Oct 9, 2018

I'm Fat (Again)


It’s time to come clean. I’m fat again.



I know self-shaming is a problem, but this is not some sort of body dysmorphia. I know when I’m fat – again – because of the again part. I’ve been fat before.

Back at the end of 2008, I tipped the scales at 279 pounds. I was 27 years old at the time, working full-time evenings in a hospital doing patient registration and financial counseling of emergency room patients. I had just graduated with a not-so-useful political science degree. My wife was waiting tables, having just graduated with not-so-useful-at-the-time graphic and web design degrees. We were renters. We had a lot of debt, and lived in Lexington, Ky., an area which, at the time, offered very few prospects for young professionals.

I was depressed. With a large portion of my days open due to no longer attending classes, I lapsed into a life of binge TV watching and playing video games, drinking and smoking too much, and generally doing nothing.

Eventually, one day at work, I took a moment to stand on a scale, where I was startled to learn I was almost 279 pounds. That was 10 years ago almost to the day. My eyes were open to the fact that I was wasting my life.

But Then I Got Thin. Well, Thinner.

Within 18 months I was down to around 205 pounds. None of my clothes fit. I'd lost more than 1/4 of my body mass.

How did I accomplish my weight loss?

My wife and I already shared a car, so I became a bicycle commuter. Working at a university hospital gave me free access to a gym, so I went to the gym every day. I stopped eating fast food, stopped eating warm-and-serve food from the can, box or freezer, and stopped going out to eat. I started eating healthier snacks and smaller portions. I brought myself back to a moderate level of physical fitness in a small amount of time.

But It Didn't Last.

Today, I’m back to around 260 pounds, and I know why.

In 2011, I took my first journalism job in far northern New York, away from gyms, healthy eating and all of the lifestyle elements that took me out of the house and away from the television and video games.

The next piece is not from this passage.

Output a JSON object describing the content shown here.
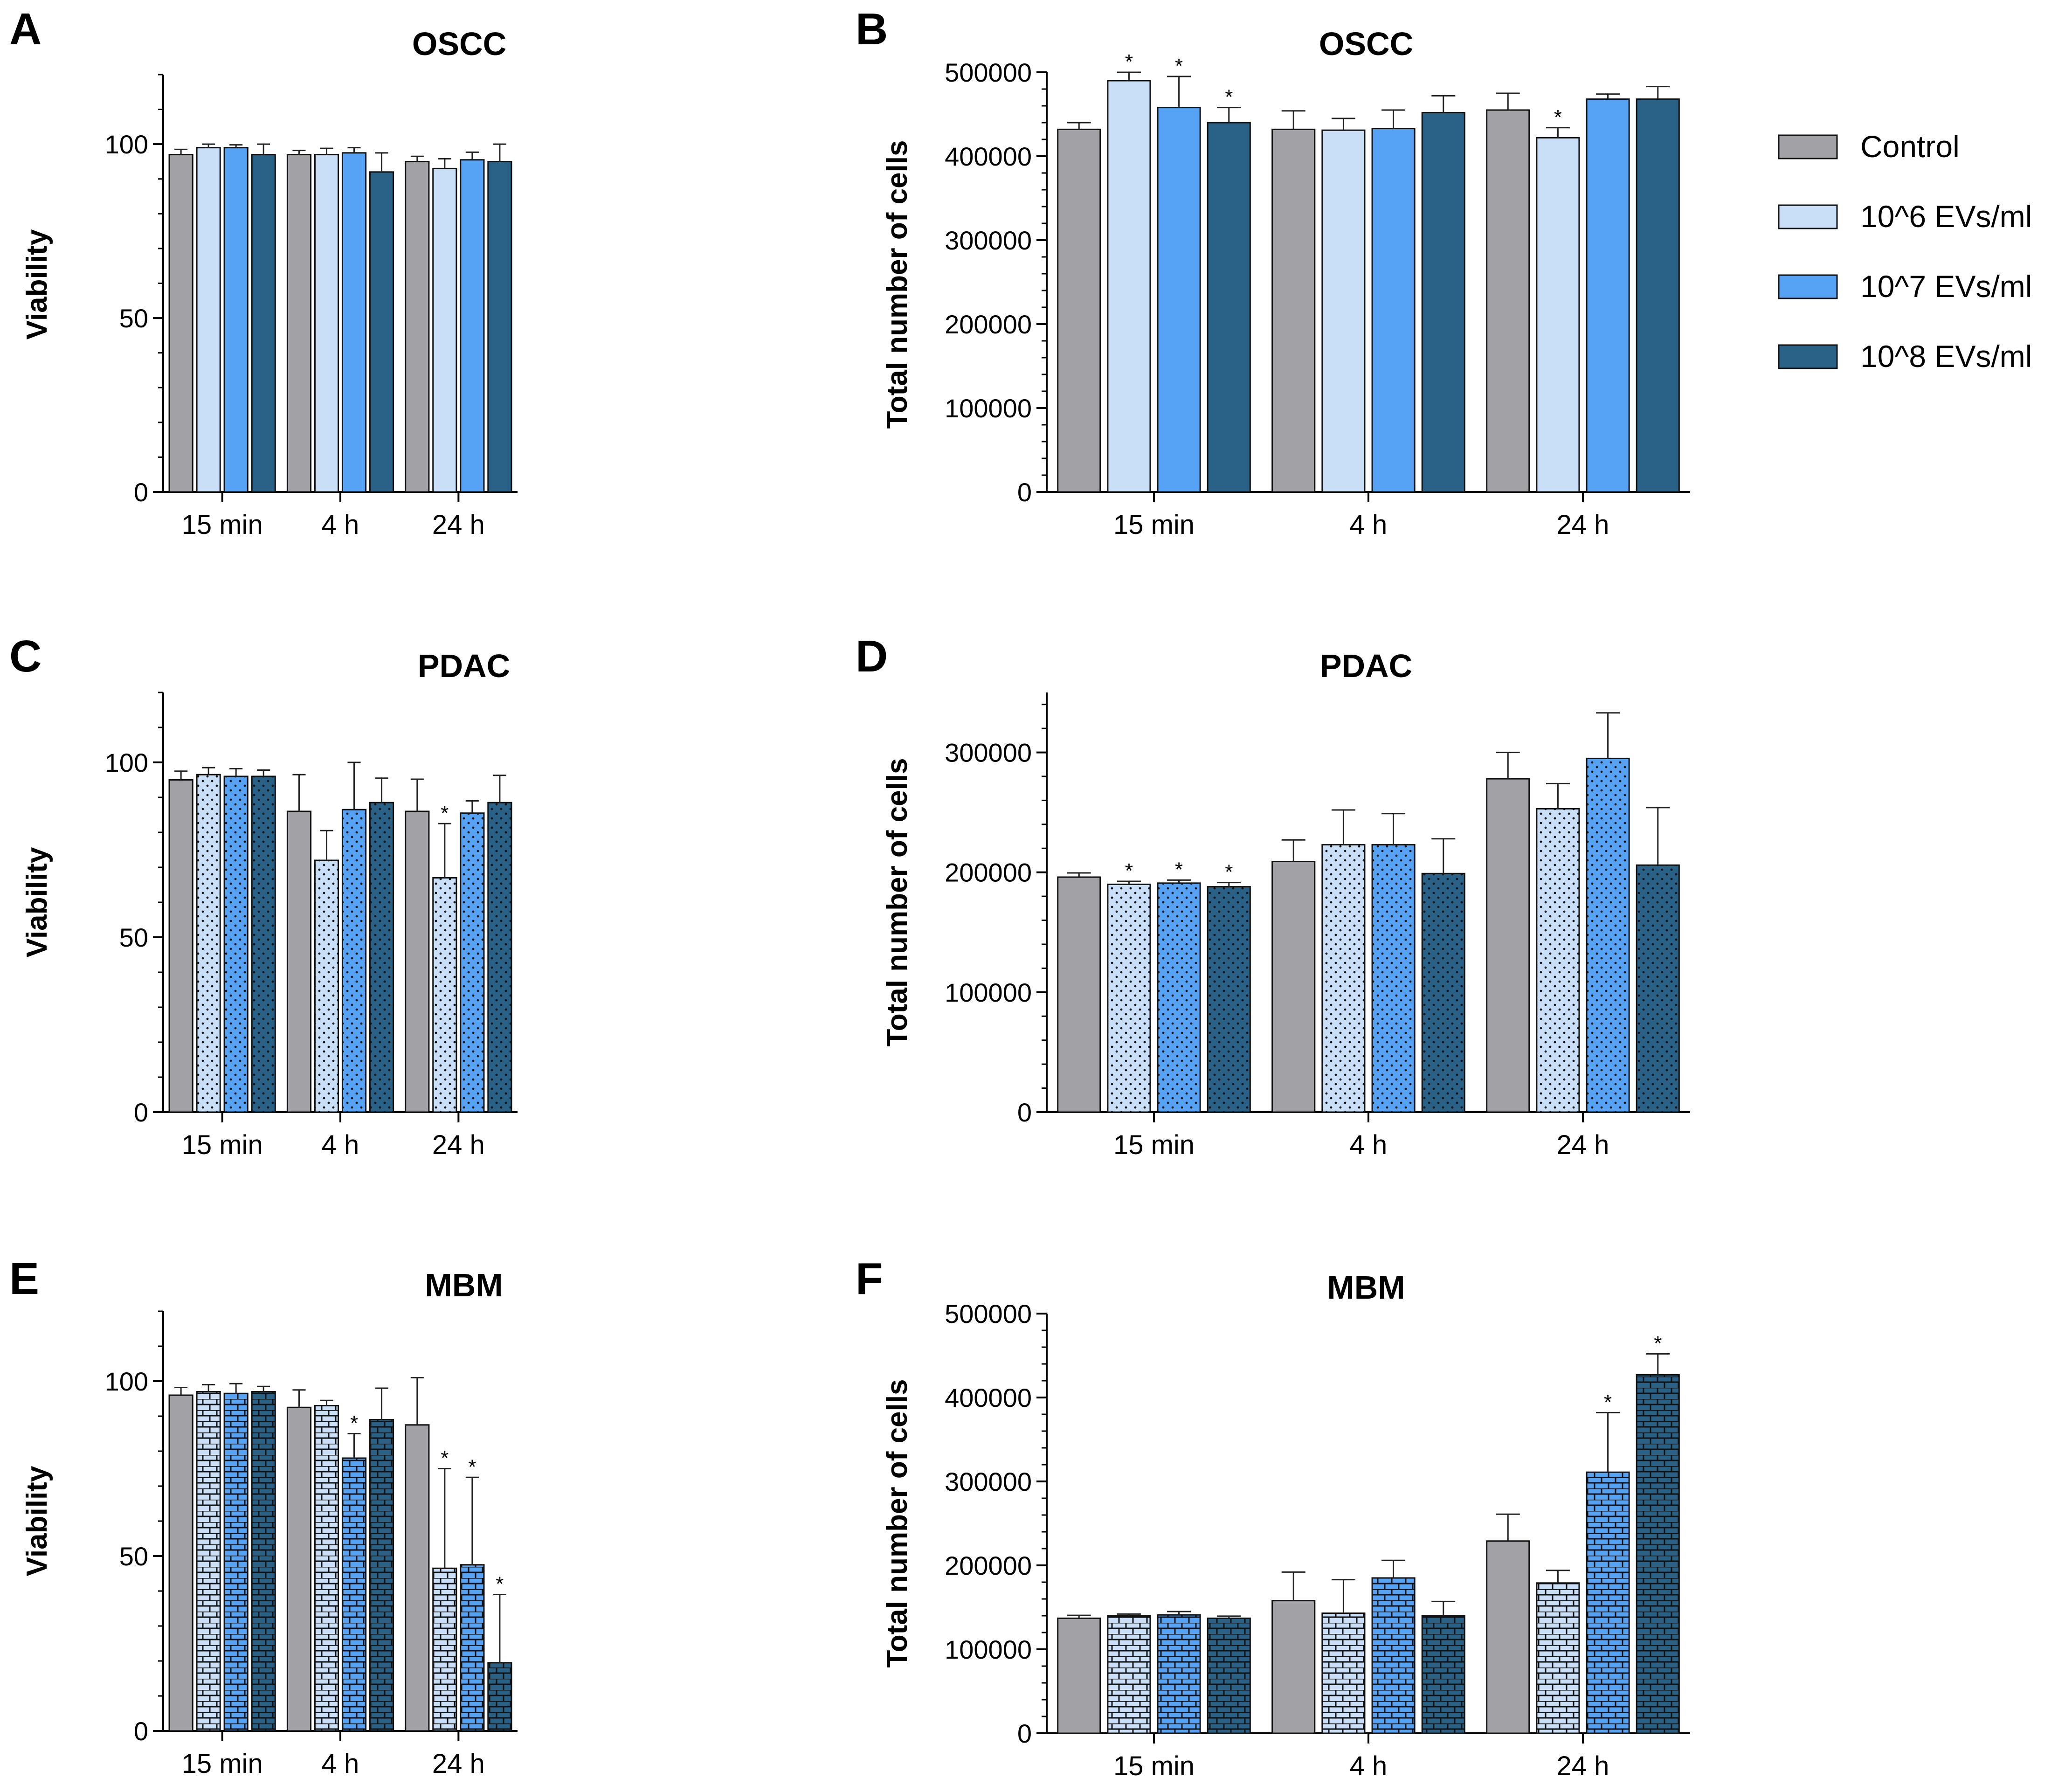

Cheryl (my wife) and I were isolated. We had a few friends, but not many, and most lived in a college town 30 miles away from us. We literally lived on the Canadian border and took a serious liking to poutine. In the winter, where wind chills frequently fell below zero and remained there for weeks at a time, we wouldn’t go out – the sun set at 4 pm anyway, there wasn’t much to go out to after work. We spent a lot of time sitting and eating, and eating and sitting.

Seeing how unhealthy our lives had become in the subarctic tundra of New York’s North Country, Cheryl and I jumped at the chance to come down to the Jersey Shore and start our lives anew again. Yet we never really shifted from the sedentary lifestyle we had adopted in New York back towards the more active and outgoing lifestyle we had cultivated in Lexington.

I did have a few starts and stops with exercising when I briefly worked at a local college, and I’ve tried to make walking and cycling a more regular part of my life, but I still do not exercise enough and I’m sure as hell not eating well (boardwalk food is definitely not the healthiest food around).

It's Never Too Late For A Change.

Here I am at 37 years old and all of that is going to have to change. I’m buying a gym membership this month. I know many personal finance writers argue that gym memberships are a luxury that we can do without, but having access to a gym provides the infrastructure I need to develop my personal fitness. It helps me, behaviorally, to have a place I can go to to work on my body.

I’m fat, I know it, it needs to change and I’m going to do something about it. I have a plan, and part one of that plan is to go get help. I sometimes feel like the DIY culture around lifestyle, fitness and finance encourages people to skip the “go get help” step too early in their process.

I think most people operate the same way I do with physical fitness, at least with some portion of their lives. There are those of us who cannot really learn outside of a classroom, or who need a tangible, old-fashioned book to read because tablets and e-readers don’t suit them. There are those of us who can’t experience music fully unless it’s on vinyl, or in live performance.

Some of us may be the same way with our personal finances – there are many smart, capable, brave people who cannot put their financial lives together by themselves on paper or on a computer screen. The task is too intimidating or too daunting. These are the types of people who need a trusted financial advisor for help – and I think they’re the kind of people who I would like to help some day, too.